If you see any of these symptoms or find an attached tick on your body, see a doctor right away. Left untreated, Lyme Disease can cause neurological symptoms, rheumatologic symptoms or cardiac abnormalities weeks or even years after infection.
Early diagnosis and treatment with antibiotics can usually eradicate this bacterial infection. If not treated, Lyme Disease can cause ongoing pain and permanent disability of the heart, nervous system or joints.
A recent study published in the European Journal of Microbiology and Immunology revealed that Stevia whole leaf extracts, a natural sweetener, has been found to terminate chronic Lyme disease. The bacteria has the ability to change from spirochetes and spheroplasts into a dormant form, or hide in a biofilm form. The stevia extract was able to treat even the most antibiotic-resistant form - the biofilm form.
Ticks in grass or low shrubs can easily attach themselves to dogs. Infection typically occurs after the tick has been attached for 2-3 days, so it's important to check your dog regularly, particularly on skin near the eyes and ears. Symptoms of dogs who have acquired Lyme disease are similar to humans:
Standard Tick Removal:
The bite is painless so look for a tick the size of a sesame seed with 8 legs (much larger if full of blood). The tick attaches to your skin with their mandible (mouth), which has backward sloping barbs that hold it in, making it very hard to pull it staight out of skin. A tick-removal key is a gadget that can be used to pull the tick out of skin. You must get a good grip near its mandible. Or you can use fine-tip tweezers - not common blunt-tip tweezers. Another alternative is to loop dental floss tightly around the tick's mouthparts close to its attachment to the skin, and pull slowly and steadily upwards until the tick releases. Try to remove any mouth parts that remain. Place the tick in a bottle or zip-lock bag with a damp paper towel for testing. Wash the bite site with soap and water or rubbing alcohol. See a doctor immediately if any symptoms develop.

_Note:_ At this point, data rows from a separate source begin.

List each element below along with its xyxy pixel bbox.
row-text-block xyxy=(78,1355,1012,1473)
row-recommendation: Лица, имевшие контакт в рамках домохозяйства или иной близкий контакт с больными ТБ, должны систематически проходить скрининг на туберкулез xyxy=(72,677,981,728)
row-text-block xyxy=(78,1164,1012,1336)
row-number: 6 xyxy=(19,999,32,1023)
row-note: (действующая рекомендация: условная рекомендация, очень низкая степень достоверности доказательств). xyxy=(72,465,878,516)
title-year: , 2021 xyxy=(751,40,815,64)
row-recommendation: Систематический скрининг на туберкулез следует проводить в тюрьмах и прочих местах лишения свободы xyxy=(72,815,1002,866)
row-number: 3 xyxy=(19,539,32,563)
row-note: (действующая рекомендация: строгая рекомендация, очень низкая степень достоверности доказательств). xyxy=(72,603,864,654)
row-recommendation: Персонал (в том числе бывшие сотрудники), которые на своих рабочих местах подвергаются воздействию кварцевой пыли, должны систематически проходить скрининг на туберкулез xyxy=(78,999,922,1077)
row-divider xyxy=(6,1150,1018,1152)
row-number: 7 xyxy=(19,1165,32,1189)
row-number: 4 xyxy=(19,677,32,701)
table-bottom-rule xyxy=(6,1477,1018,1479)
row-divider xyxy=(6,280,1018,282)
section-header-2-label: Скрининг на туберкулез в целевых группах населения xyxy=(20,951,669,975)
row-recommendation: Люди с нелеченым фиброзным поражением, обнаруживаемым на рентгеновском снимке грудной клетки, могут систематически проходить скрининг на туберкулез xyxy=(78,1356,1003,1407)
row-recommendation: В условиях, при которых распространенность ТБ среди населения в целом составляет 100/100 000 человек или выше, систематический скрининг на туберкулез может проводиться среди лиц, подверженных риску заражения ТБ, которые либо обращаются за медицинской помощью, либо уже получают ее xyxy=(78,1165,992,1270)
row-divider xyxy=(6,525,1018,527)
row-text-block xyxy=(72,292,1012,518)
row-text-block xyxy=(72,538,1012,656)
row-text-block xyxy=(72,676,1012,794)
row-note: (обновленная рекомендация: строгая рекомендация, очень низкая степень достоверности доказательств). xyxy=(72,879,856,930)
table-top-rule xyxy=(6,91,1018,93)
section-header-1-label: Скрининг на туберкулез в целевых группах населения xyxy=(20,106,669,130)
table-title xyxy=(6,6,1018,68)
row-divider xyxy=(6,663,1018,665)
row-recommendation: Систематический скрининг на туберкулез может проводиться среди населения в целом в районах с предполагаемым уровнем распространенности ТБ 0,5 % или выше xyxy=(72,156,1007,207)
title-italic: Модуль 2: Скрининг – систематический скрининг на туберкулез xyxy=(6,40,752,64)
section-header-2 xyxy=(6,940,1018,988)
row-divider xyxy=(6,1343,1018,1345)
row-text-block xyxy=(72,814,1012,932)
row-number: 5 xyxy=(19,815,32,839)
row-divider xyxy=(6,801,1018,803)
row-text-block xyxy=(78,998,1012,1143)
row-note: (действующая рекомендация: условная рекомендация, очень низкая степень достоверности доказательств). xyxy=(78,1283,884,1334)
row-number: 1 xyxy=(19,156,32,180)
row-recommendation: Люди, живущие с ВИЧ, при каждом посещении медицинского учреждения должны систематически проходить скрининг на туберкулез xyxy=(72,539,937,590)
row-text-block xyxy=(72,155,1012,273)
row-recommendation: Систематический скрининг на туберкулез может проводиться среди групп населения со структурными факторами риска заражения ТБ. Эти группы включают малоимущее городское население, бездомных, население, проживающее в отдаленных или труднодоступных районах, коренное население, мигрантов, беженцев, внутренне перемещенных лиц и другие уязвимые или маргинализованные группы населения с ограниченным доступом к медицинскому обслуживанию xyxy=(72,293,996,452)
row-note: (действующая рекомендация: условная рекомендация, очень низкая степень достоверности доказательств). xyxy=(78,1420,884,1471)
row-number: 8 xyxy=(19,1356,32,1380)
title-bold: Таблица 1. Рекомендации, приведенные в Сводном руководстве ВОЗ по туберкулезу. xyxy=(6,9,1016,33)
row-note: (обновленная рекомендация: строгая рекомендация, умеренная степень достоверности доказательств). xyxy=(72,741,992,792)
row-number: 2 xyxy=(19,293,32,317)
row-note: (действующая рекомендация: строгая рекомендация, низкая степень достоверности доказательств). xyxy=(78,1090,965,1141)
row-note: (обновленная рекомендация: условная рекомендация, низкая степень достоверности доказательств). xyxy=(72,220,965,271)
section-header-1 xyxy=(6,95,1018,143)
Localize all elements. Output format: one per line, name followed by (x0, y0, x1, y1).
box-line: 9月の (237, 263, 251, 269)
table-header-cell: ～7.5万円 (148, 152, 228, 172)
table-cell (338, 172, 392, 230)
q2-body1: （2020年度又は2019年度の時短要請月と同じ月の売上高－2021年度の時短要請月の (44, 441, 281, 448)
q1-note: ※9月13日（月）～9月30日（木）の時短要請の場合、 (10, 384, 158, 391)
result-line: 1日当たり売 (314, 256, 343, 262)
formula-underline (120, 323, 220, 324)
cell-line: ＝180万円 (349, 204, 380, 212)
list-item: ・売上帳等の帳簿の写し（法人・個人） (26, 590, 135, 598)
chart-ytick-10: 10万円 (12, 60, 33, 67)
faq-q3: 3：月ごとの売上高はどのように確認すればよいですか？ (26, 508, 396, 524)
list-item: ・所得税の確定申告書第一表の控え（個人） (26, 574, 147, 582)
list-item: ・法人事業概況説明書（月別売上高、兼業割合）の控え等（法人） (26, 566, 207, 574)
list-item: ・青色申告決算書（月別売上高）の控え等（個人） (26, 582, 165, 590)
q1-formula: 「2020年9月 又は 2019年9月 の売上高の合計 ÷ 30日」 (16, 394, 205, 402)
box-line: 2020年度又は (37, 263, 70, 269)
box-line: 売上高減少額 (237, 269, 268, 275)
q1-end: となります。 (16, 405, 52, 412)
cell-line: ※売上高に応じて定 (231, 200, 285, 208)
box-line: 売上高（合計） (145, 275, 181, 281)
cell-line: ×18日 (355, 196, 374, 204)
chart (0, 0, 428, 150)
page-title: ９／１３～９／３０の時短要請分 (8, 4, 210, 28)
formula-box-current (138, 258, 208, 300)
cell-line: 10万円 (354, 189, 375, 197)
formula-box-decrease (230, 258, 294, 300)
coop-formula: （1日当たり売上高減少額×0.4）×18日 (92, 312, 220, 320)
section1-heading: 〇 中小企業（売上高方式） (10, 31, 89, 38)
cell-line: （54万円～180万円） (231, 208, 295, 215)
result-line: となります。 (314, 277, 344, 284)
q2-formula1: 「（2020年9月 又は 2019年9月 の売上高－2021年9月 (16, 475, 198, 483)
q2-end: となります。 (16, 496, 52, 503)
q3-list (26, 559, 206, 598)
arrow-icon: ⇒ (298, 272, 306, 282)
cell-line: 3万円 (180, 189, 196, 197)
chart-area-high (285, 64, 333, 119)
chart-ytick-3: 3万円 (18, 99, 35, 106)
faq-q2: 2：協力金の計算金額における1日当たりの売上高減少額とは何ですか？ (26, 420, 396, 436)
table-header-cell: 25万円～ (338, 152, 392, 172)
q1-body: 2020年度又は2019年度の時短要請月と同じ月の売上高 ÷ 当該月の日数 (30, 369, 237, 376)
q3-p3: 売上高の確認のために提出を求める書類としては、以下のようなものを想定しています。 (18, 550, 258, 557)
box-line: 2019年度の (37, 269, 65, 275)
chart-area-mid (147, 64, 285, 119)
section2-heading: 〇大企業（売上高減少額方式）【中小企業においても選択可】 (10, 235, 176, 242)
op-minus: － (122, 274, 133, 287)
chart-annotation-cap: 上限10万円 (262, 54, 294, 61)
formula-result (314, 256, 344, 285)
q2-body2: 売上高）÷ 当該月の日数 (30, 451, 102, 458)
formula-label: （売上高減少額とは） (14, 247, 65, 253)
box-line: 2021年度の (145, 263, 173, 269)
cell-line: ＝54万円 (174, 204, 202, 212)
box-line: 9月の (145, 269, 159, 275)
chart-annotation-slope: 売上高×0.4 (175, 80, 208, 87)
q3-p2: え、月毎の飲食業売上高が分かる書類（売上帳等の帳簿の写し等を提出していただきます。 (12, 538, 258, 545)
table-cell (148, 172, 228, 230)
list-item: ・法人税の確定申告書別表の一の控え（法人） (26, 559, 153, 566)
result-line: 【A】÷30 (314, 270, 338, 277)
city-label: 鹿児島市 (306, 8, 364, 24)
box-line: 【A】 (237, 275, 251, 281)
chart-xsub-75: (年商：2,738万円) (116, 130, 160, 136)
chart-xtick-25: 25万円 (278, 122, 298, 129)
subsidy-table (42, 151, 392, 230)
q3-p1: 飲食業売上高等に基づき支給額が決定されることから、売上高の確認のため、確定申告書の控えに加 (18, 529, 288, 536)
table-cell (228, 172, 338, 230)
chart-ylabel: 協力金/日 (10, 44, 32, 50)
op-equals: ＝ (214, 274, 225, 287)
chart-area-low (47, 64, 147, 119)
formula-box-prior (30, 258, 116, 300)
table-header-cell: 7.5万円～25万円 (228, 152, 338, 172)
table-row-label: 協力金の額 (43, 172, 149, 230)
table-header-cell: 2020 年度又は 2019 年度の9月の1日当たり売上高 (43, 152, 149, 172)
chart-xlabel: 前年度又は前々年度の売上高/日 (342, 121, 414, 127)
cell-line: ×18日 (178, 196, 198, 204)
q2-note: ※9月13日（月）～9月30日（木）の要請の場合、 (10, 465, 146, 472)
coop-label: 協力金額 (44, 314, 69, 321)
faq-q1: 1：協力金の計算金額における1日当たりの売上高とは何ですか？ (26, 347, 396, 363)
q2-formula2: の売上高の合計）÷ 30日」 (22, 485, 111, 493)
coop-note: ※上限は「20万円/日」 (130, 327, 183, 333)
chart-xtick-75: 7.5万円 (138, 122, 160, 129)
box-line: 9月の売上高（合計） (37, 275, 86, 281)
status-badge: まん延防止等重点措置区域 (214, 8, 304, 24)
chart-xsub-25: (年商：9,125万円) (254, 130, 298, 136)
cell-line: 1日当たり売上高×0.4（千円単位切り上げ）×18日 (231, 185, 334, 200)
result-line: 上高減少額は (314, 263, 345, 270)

Cautions: Never use a match, petroleum jelly or nail polish as this makes a tick burrow in deeper, injectinging even more saliva into the skin before you can get it off! [Tick Removal]
Easy Tick Removal:
An easier method is to rub the tick's body gently in a circular motion with the tip of a finger, moving its body around until it releases from the skin. You may wear gloves as a precaution. The tick should release from the skin in under a minute. [Tick Removal video, Video 2]
Capture the tick and dispose of it by soaking in rubbing alcohol or flush it down a toilet. If you are in an area which has reported Lyme Disease, put the tick in a jar or a sealed bag with a moist paper towel and contact your municipal Public Health Unit to have it tested.
Lone Star Tick
Named after a light spot on the back of adult females of the species, the Lone Star tick is spreading north into Canada. It carries diseases that can be transmitted to dogs and humans. The tick is famous for causing life-long meat allergies in humans.
In 2018, another tick-born bacterium Anaplasma phagocrtophilium was reported in Ontario, the first in Canada. Upper New York State cases have seen cases quadruple in 2021. There is evidence that the bacteria is transmitted to humans much faster than Lyme disease, without a telltale rash.